Wenn sie gemäß ihres Auftrages zur Wirtschaftförderung auch agrarpolitisch ins
Rampenlicht treten, kann das leicht zum
Bärendienst für die Landwirtschaft werden: Denn selbst wenn verschiedene Interessenvertreter grundsätzlich übereinstimmen, sind voneinander abweichende
Meinungen zu Details unvermeidlich.
Das schwächt ein weiteres Mal den Gedanken eines geschlossenen und einig auftretenden Berufsstandes gegenüber politischen Entscheidungsträgern.
Gefundene Kompromisse
nicht gefährden
Trotz aller Einwände gibt es seit einer
Gesetzesnovelle aus dem Jahr 1998 für die
Landwirtschaft kein Entrinnen. Das hat
das Bundesverfassungsgericht in seinem
Nichtannahmebeschluss vom 7. Dezember 2001 bestätigt. Gestärkt durch diese
Rechtsprechung geben die IHKs ihre tolerante Haltung zunehmend auf und fordern Mitgliedschaft sowie Beiträge ein.
Eine Perspektive, sich dagegen zu wehren, könnte lediglich eine Entschließung
der gesetzgebenden Fraktionen von
CDU/CSU, SPD und FDP des Bundestages sein. Diese gehen davon aus, dass die
IHKs die landwirtschaftlichen GmbHs in
den neuen Bundesländern lediglich mit
ihrem auf die gewerbliche Tätigkeit entfallenden Gewerbeertrag zur Umlage heranziehen.
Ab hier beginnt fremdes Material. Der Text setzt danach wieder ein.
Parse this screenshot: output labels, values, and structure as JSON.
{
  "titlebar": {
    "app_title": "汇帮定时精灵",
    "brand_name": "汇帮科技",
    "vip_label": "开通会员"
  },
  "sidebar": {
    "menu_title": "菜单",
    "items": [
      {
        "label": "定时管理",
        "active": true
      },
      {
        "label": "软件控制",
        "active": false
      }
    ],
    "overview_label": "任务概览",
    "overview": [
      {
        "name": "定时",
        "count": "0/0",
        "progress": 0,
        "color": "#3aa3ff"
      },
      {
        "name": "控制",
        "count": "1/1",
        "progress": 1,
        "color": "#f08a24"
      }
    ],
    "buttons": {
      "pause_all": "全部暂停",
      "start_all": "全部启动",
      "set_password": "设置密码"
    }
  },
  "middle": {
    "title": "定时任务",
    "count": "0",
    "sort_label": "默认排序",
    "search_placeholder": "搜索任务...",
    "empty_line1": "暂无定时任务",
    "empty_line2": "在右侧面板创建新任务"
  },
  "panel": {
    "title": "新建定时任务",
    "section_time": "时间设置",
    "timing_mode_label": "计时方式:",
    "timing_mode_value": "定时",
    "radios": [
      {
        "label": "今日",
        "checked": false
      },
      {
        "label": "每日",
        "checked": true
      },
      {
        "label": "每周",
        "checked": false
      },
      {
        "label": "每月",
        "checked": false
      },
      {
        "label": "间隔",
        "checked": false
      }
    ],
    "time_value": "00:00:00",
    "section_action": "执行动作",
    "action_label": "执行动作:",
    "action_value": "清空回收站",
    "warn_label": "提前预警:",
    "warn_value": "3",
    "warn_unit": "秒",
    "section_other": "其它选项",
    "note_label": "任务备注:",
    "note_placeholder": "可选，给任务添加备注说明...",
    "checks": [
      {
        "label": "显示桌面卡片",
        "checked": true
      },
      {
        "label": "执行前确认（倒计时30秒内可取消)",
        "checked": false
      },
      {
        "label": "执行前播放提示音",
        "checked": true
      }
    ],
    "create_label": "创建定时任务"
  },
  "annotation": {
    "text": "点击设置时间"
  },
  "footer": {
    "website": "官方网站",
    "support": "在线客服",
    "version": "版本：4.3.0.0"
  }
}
Bei der Rechtsprechung haben
Gerichte neben den Gesetzen auch deren
Begründungen, wozu man eine Entschließung zählen kann, zu berücksichtigen.
Lohnt der Weg zum Gericht, um sich
Klarheit über den Wert der Entschließung
zu verschaffen? Hier ist abzuwägen.
Unternehmen, die voll veranlagt werden,
hätten im Fall einer Niederlage außer den
Prozesskosten nichts zu verlieren. Andere, die sich mit der IHK bisher auf einen
Kompromiss einigen konnten, hätten
allerdings deutliche Nachteile. Denn dann
würden auch die letzten IHKs streng nach
den Buchstaben des Gesetzes die Mitgliedschaft einfordern und Beiträge erheben.